New Scale Assesses Interictal Migraine Burden

BY DIANA MAHONEY
Elsevier Global Medical News

BOSTON (EGMN) - A new scale that measures the interictal burden of migraine has good internal consistency and reliability within and across multiple domains, according to a study presented May 1 at the annual meeting of the American Academy of Neurology.

Above and beyond the pain and disability caused by an acute migraine attack, migraine sufferers experience feelings of frustration, guilt, and helplessness during interictal periods, which can have a substantial impact on quality of life, said Dawn C. Buse, Ph.D., director of psychology at Montefiore Medical Center in Bronx, New York. And while the majority of migraineurs' time is spent interictally, current instruments designed to assess migraine burden look only at the ictal burden, she said.

To address the lack of a global measure for evaluating the ictal and interictal burden of migraine, Dr. Buse and her colleagues created the self-administered Migraine Interictal Burden Scale (MIBS), which measures between-attack migraine burden across four domains: disruption at work and school, diminished family and social life, difficulty planning, and emotional difficulty.

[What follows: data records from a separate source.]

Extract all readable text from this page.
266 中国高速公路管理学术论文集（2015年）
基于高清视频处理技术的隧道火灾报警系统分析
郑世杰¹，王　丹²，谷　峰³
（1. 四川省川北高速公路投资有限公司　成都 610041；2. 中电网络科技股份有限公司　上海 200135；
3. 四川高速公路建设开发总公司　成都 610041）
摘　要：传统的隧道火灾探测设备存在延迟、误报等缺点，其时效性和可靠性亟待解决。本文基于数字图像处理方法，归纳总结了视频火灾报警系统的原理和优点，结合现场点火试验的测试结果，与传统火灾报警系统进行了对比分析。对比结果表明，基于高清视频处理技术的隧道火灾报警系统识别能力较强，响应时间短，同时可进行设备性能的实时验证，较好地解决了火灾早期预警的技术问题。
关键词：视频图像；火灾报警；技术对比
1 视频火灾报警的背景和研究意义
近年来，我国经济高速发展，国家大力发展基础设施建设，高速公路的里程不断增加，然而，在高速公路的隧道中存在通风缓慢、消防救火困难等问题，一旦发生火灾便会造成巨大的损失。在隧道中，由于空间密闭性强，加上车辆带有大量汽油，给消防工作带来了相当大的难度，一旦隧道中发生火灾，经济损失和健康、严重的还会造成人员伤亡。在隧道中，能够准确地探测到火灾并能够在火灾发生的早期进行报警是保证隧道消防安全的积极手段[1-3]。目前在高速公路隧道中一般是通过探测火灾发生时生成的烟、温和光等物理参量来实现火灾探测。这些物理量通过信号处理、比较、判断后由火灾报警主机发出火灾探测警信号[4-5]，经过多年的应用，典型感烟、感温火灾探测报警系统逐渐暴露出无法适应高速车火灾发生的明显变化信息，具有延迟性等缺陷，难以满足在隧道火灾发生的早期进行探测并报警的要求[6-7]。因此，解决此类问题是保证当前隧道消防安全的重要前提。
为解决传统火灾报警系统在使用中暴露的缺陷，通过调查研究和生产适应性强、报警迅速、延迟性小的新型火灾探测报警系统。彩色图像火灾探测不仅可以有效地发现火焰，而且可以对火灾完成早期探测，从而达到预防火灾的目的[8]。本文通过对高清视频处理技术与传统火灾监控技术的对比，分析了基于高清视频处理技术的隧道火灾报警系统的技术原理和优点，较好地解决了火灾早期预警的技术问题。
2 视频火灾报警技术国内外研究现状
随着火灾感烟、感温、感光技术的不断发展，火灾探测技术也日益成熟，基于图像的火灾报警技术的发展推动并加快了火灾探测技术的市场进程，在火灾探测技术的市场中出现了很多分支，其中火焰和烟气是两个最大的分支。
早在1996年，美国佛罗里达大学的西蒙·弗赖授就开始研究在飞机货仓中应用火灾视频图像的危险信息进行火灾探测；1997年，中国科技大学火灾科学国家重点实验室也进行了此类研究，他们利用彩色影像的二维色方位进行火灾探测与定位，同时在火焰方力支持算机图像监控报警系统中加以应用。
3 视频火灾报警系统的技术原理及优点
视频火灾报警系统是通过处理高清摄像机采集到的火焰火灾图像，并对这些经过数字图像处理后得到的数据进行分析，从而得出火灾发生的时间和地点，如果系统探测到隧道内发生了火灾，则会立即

To develop the tool, the investigators reviewed existing instruments, clinical experience, and focus group input to identify 30 candidate items. The 30 items were then included in a questionnaire mailed to 2,500 preidentified migraineurs. Responses in the 1,691 completed and returned surveys found that 1,362 respondents (81%) met the International Classification of Headache Disorders, second edition (ICHD-2) criteria for migraine, according to the investigators. With use of categorical confirmatory factor analyses and Markov Chain Monte Carlo graded item response therapy models, a five-factor structure was extracted from the qualifying responses from which the weakest items were discarded, ultimately yielding a 12-item scale.

In regard to the validity of the scale, each of the domains correlated significantly with severity level on the Migraine Disability Assessment Questionnaire (MIDAS), which measures ictal burden, said Dr. Buse. With control for headache frequency, prescription medication use, and gender, the total MIBS score significantly predicted MIDAS disability. Additionally, the interictal model accounted for 38% of the variance in ictal burden as measured by MIDAS, suggesting that the areas are correlated but distinct.

Additional studies are underway to further assess the reliability and validity of the interictal scale as a prelude to intervention studies to reduce interictal burden, said Dr. Buse.

"Our primary goal in developing this instrument is to disseminate the message among clinicians that patients' perceived interictal burden can substantially impact their quality of life," said Dr. Buse. "Whether or not physicians choose to use this instrument, we want them to be aware of it and to get the word out that they should be asking patients not only about their headache pain and treatment efficacy, but also about other lifestyle factors that are affected in between attacks."

The instrument could also have an important clinical impact when counseling patients about preventive migraine treatment, Dr. Buse noted. "Patients are sometimes hesitant about starting preventive therapy. Showing them exactly how much their migraine experience is affecting their every day life could be a useful starting point in this discussion."